2021年1月19日、「日本型デジタル社会実現に向けたオール・ジャパンサミット」がオンライン開催された(主催:一般社団法人スマートシティ・インスティテュート)。来賓挨拶などで登壇した3人の大臣、国会議員の発言(ビデオメッセージを含む)の概要を中心にお伝えする。なお、講演の動画は「日経チャンネル」で閲覧できる。

社会の基本データ整備を進める

登壇した平井卓也デジタル改革担当大臣

 「デジタル庁創設と目指すべきデジタル日本の姿」と題した来賓挨拶で、平井卓也デジタル改革担当大臣は、「スマートシティにおけるアーキテクチャや、都市OSなどの知見を広く共有することは、日本型のデジタル社会の実現において大切だ」と述べた。

 平井氏は、2021年に本格始動する予定のデジタル庁では「システムのアーキテクチャを見直すところから始める。地方自治体と政府のデジタル化の取り組みは、『デジタル改革共創プラットフォーム』をつくる中で情報共有をしながら進めていきたい」として、「国民が望む、国民が幸せになれるようなデジタル化」を進めるための協力を呼びかけた。

 さらに、デジタル化の前提として、公的機関などで登録・公開され、様々な場面で参照される人、法人、土地、建物、資格など社会の基本データ、すなわちベース・レジストリ(台帳)の整備を進めていくと述べた。また、デジタル改革アイデアボックスを、デジタル庁への常設の意見の受け皿として活用していく意向を示した。

DXによるプッシュ型の行政を進めたい

登壇した河野太郎規制改革担当大臣

 河野太郎規制改革担当大臣は、来賓挨拶「規制改革によるデジタル社会実現の加速」の中で、デジタルトランスフォーメーション(DX)はこれからの社会に不可欠だと述べた。
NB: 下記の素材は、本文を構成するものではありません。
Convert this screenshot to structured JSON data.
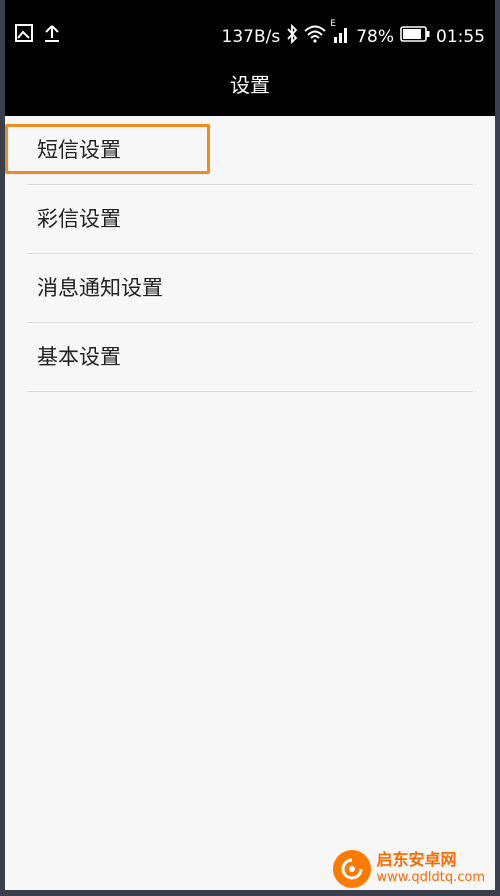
{
  "status_bar": {
    "speed": "137B/s",
    "network": "E",
    "battery": "78%",
    "time": "01:55"
  },
  "header": {
    "title": "设置"
  },
  "settings_list": [
    {
      "label": "短信设置"
    },
    {
      "label": "彩信设置"
    },
    {
      "label": "消息通知设置"
    },
    {
      "label": "基本设置"
    }
  ],
  "watermark": {
    "title": "启东安卓网",
    "url": "www.qdldtq.com"
  }
}
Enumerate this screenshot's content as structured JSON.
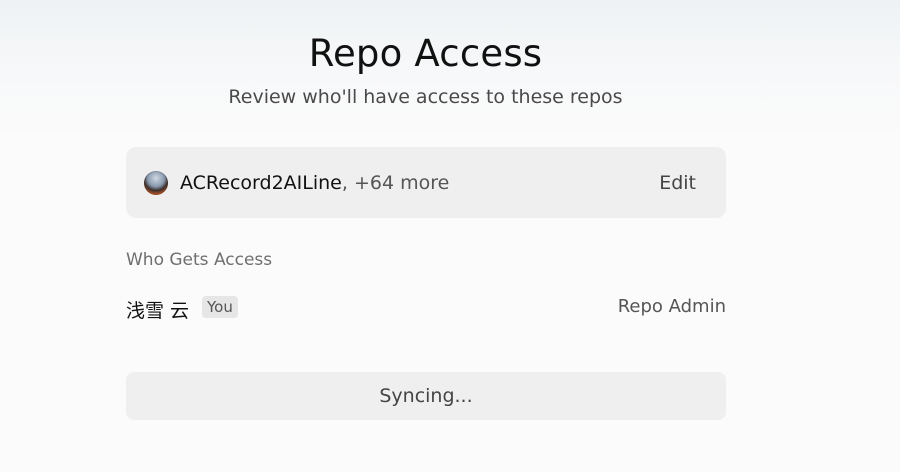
{
  "header": {
    "title": "Repo Access",
    "subtitle": "Review who'll have access to these repos"
  },
  "repo_card": {
    "repo_name": "ACRecord2AILine",
    "more_text": ", +64 more",
    "edit_label": "Edit",
    "avatar_icon": "repo-avatar-photo"
  },
  "access": {
    "section_label": "Who Gets Access",
    "users": [
      {
        "name": "浅雪 云",
        "badge": "You",
        "role": "Repo Admin"
      }
    ]
  },
  "footer": {
    "sync_label": "Syncing..."
  }
}
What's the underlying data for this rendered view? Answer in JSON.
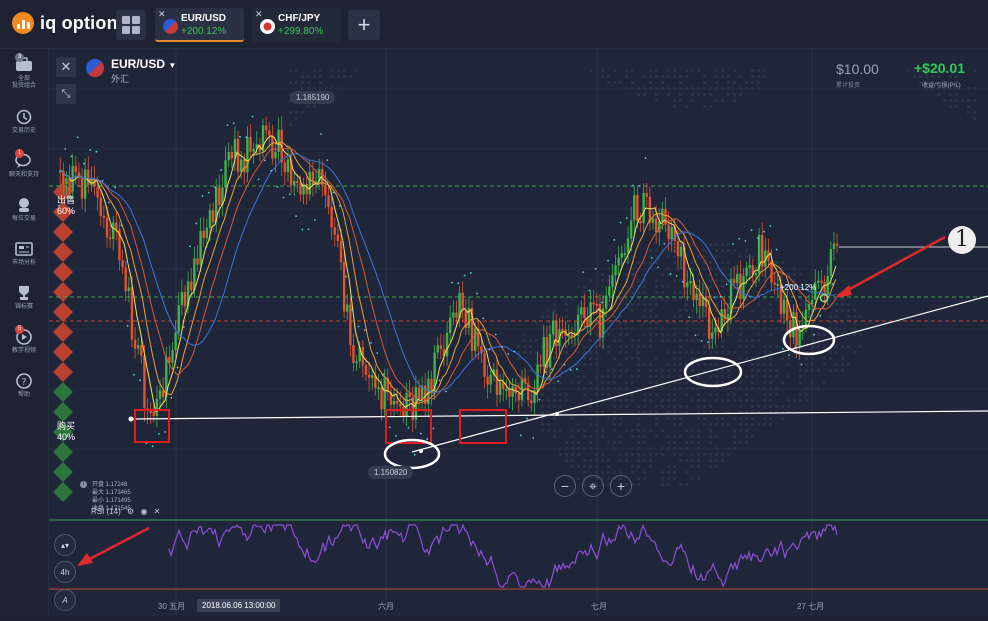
{
  "app": {
    "logo_text": "iq option",
    "brand_color": "#f38a1e"
  },
  "tabs": [
    {
      "name": "EUR/USD",
      "pct": "+200.12%",
      "active": true
    },
    {
      "name": "CHF/JPY",
      "pct": "+299.80%",
      "active": false
    }
  ],
  "add_tab_label": "+",
  "sidebar": {
    "items": [
      {
        "label": "全部\n投资组合",
        "icon": "portfolio-icon",
        "badge": "3"
      },
      {
        "label": "交易历史",
        "icon": "history-icon"
      },
      {
        "label": "聊天和支持",
        "icon": "chat-icon",
        "badge": "1"
      },
      {
        "label": "每位交易",
        "icon": "traders-icon"
      },
      {
        "label": "市场分析",
        "icon": "news-icon"
      },
      {
        "label": "锦标赛",
        "icon": "trophy-icon"
      },
      {
        "label": "教学视频",
        "icon": "video-icon",
        "badge": "5"
      },
      {
        "label": "帮助",
        "icon": "help-icon"
      }
    ]
  },
  "asset": {
    "name": "EUR/USD",
    "category": "外汇"
  },
  "investment": {
    "amount": "$10.00",
    "label": "累计投资"
  },
  "profit": {
    "amount": "+$20.01",
    "label": "收益/亏损(P/L)"
  },
  "sentiment": {
    "sell_label": "出售",
    "sell_pct": "60%",
    "buy_label": "购买",
    "buy_pct": "40%"
  },
  "price_tags": {
    "high": "1.185190",
    "low": "1.150820"
  },
  "ohlc": {
    "open": "开盘 1.17248",
    "high": "最大 1.173465",
    "low": "最小 1.171495",
    "close": "收盘 1.171545"
  },
  "zoom": {
    "out": "−",
    "reset": "⌖",
    "in": "+"
  },
  "indicator": {
    "name": "RSI (14)"
  },
  "timeframe": {
    "chart_type": "▴▾",
    "period": "4h",
    "draw": "A"
  },
  "xaxis": {
    "labels": [
      "30 五月",
      "六月",
      "七月",
      "27 七月"
    ],
    "cursor_date": "2018.06.06 13:00:00"
  },
  "trade": {
    "pct": "+200.12%"
  },
  "callout": {
    "number": "1"
  },
  "colors": {
    "up": "#3fb24b",
    "down": "#e5532d",
    "sell_band": "#c9462f",
    "buy_band": "#2e7d3a",
    "rsi": "#8d4fd8"
  }
}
 「デジタルトランスフォーメーションと聞いて、無機質なもの、例えばチャップリンの映画『モダン・タイムス』を思わず思い浮かべたという方が何人もいた。私たちが目指すこれからの日本社会では、少子高齢化が進む中、人の温もりを大切にしなければならない。これまでの行政は国民の皆さんを様々な集団としてしか捉えられなかった。デジタル化により本当に支援が必要な方に行政から支援の手を差し伸べるプッシュ型の行政を進めたい。人が人に寄り添う――。そのためにデジタルトランスフォーメーションが必要だ」(河野氏)

 さらに河野氏は、「人口減少が続く中、人間がやらなくてもいい仕事はAIやロボットに任せて、本当に人がやらなければならない仕事は人間がやるメリハリが必要だ。政府では、多くの手続きでハンコを要求していたが、認印のような個人認証にならないものをやめて、印鑑登録した印鑑などを用いる手続きだけに絞り込んだ。私のところで規制改革を推し進め、そして平井大臣にデジタル化を進めていただくことでDXを進めていく考えだ」と述べた。